Enhancing ESG performance: AI models can analyse vast amounts of data to help inform better investment decisions, monitor the performance of green financing products against targets, and assess firms' activities for sustainability reporting. They can help to achieve social goals such as improving financial inclusion by providing alternative credit checks, or improving DEI strategies by screening candidates fairly and objectively. And they can assist firms to monitor and comply with regulatory obligations, by scanning approved sources for updates and preparing summaries for human review.
Managing ESG risks: AI solutions can also help firms to identify and mitigate risks. They can enhance transaction monitoring systems and controls to detect unusual activity, helping to prevent financial crime and improve governance. And they can simulate different climate scenarios and their potential impact, enabling firms to predict market trends and adjust their strategies accordingly.
Despite the undoubted positive impacts of AI, its use can present challenges that could hinder firms' ESG agendas.
Environmental impact: AI has the potential to create significant environmental impacts and hinder companies' efforts to be net zero. It relies on large data centres that consume considerable electricity and, perhaps less well-known, require substantial water consumption to cool them down. Any firm that uses AI needs to consider the effect on its reportable carbon emissions. Most firms must report emissions from in-house AI models and data centres (i.e. scope 1 or 2 emissions) and the FCA has encouraged firms voluntarily to report emissions from third parties' or outsourced AI tools (i.e. scope 3 emissions).

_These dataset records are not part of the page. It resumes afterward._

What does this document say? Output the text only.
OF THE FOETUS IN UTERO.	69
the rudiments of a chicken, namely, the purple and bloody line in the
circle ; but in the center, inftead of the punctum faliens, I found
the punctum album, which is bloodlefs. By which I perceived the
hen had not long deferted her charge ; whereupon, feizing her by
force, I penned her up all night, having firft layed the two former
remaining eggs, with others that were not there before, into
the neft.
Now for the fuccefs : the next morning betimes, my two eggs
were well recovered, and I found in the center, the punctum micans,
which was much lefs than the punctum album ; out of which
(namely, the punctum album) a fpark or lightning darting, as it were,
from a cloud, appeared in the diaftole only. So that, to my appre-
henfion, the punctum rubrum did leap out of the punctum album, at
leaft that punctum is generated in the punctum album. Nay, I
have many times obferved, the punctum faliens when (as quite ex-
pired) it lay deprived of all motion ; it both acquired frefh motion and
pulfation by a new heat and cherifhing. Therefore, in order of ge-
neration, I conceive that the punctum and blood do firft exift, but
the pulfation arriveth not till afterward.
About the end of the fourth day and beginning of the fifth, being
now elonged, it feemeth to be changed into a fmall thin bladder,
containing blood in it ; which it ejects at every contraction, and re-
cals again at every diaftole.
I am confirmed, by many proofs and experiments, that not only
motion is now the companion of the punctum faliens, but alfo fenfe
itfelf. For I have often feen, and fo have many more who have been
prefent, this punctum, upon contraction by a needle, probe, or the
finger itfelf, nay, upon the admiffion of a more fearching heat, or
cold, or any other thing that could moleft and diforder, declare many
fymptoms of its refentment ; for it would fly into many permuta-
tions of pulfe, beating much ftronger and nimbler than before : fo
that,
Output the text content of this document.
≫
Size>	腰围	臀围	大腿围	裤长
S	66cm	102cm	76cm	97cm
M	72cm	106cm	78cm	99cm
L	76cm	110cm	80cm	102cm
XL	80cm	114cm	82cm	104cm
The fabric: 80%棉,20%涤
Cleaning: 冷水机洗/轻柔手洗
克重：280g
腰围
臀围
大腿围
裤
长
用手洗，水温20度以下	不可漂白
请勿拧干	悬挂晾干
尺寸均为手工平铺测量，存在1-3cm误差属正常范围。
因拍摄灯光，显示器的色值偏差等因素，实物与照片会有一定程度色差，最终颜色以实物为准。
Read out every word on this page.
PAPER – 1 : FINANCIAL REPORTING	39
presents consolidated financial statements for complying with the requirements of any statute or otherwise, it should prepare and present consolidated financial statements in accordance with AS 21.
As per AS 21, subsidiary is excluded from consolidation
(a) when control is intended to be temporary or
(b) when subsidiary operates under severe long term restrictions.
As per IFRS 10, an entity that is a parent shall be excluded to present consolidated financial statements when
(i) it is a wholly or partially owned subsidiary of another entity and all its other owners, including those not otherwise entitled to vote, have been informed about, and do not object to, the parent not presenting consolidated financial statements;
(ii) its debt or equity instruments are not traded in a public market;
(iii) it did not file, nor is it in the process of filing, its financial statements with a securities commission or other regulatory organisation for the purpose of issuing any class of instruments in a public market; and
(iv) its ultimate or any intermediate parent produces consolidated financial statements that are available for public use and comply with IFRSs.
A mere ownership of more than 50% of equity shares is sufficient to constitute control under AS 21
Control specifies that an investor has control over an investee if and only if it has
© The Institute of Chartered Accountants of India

Greenwashing risks: If AI systems are flawed, or work from poor quality or out-of-date data, this could lead to inaccurate conclusions about a firm’s environmental credentials. If relied upon and published, this could expose a firm to regulatory, litigation, and reputational risks4.
Harmful bias: Flawed or mismanaged AI systems have the potential to create harmful biases, unintentionally favouring or discriminating against specific individuals or categories of individuals in recruitment processes or customer approval checks. So rather than advancing social goals by improving financial inclusion and DEI strategies through AI, firms may inadvertently do the opposite. This could lead to complaints, discrimination claims and regulatory enforcement action in more serious cases, particularly where consumers are adversely impacted by biased decision-making5.
Mishandling of data: Training AI models for use in customer contexts often requires extensive personal data, which can increase the risk of data privacy breaches and related claims by individuals or action by the ICO.
Transparency challenges: Transparency is one of the cornerstones of good governance, and AI can pose difficulties in this area. Firms are well-used to explaining their systems and controls, processes and decision-making to regulators, but the complexity of AI algorithms and the lack of visibility into many AI training datasets can lead to challenges for firms in understanding and explaining AI's outcomes and processes.
The intersection of AI and ESG considerations presents a unique set of risks and rewards for financial institutions. In addition to implementing robust AI and ESG governance frameworks, policies and procedures, firms should ensure that these operate together rather than independently, and that those responsible for their development and implementation work collaboratively within the firm's risk profile. In particular, firms should:
Through this holistic approach firms can best ensure that they benefit from the enhancements to their ESG strategy that AI undoubtedly offers, while also addressing the challenges that it brings.
If you have any questions about this article, or any of the issues raised, please get in touch with one of the contacts listed.
Authored by Hannah Piper, Jennifer Dickey, Georgina Denton, and Sonali Patani.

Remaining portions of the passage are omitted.